Israel accused of 'war crime' by revoking Palestinian residency
Israel may be committing a war crime by revoking residency permits for Palestinians in East Jerusalem, Human Rights Watch said on Tuesday.
In a new report, the rights group said "deportation or forced transfers of any part of the population of an occupied territory could amount to war crimes under the Rome Statute of the International Criminal Court".
The report detailed how revoking permits is part of a larger strategy that includes "unlawful settlement expansion, home demolitions, and restrictions on building in the city", which have resulted in "maintaining a solid Jewish majority in the city".
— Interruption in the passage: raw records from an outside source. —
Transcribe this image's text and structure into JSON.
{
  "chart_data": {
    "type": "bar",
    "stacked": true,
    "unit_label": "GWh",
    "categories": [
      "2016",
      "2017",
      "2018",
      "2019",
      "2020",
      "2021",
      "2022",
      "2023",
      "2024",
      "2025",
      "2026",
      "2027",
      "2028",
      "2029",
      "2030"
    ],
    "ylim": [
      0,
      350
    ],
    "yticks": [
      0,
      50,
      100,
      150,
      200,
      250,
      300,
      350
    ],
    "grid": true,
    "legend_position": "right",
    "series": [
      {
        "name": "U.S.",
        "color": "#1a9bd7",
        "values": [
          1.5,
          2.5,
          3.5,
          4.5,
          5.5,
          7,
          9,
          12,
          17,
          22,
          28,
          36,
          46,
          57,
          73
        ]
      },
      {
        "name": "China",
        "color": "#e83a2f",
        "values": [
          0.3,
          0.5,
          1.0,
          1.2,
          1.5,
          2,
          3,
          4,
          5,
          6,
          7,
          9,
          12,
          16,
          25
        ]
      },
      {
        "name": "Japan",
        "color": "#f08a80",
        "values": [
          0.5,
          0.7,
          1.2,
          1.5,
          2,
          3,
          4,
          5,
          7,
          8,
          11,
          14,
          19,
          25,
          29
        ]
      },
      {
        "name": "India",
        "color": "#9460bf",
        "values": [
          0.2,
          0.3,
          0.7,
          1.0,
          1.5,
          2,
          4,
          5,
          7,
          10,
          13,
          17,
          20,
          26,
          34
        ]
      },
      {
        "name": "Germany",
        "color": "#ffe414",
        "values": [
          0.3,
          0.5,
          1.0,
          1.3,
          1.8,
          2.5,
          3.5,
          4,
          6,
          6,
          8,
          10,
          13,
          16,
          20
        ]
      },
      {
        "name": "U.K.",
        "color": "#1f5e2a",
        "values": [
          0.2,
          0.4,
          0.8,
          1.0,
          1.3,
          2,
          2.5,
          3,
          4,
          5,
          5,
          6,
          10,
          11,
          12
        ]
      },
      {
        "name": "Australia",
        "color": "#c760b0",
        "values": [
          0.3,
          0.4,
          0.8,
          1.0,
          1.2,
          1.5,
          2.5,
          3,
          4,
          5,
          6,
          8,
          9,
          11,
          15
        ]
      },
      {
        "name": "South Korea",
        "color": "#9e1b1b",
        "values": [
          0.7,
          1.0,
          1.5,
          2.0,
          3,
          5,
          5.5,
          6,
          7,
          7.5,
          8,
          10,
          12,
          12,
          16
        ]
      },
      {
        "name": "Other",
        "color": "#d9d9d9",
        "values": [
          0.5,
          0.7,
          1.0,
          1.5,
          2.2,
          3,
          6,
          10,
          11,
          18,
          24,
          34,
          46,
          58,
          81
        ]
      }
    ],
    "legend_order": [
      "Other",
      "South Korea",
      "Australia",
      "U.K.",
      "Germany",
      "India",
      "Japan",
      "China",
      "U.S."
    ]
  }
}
"Israel claims to treat Jerusalem as a unified city, but the reality is effectively one set of rules for Jews and another for Palestinians," said Sarah Leah Whitson, Middle East director at Human Rights Watch.
Nearly 15,000 Palestinians in East Jerusalem have had residency permits revoked since 1967, the report said.
"This constitutes forcible transfers when causing displacement to other parts of the Occupied Palestinian Territory and deportations when displacement takes place outside the country," it added.
More than 300,000 Palestinians there have permanent residency status but are not Israeli nationals.
While East Jerusalem residents are allowed to apply for citizenship, most do not as they view it as recognition of Israeli sovereignty.
The report comes two days after an Israeli court decided to strip a Palestinian citizen of Israel, Alaa Zayud, of his citizenship after he carried out an attack.
Zayud was convicted on four counts of attempted murder after driving a car into Israeli soldiers and stabbing civilians in October 2015. He was sentenced to 25 years in jail.
The Adalah rights group said it was the first ruling of its kind.
Omar Shakir, Human Rights Watch's director for Israel and the Palestinian territories, told AFP the decision to revoke Zayud's nationality "would render him stateless, in violation of Israel's obligations under international human rights law".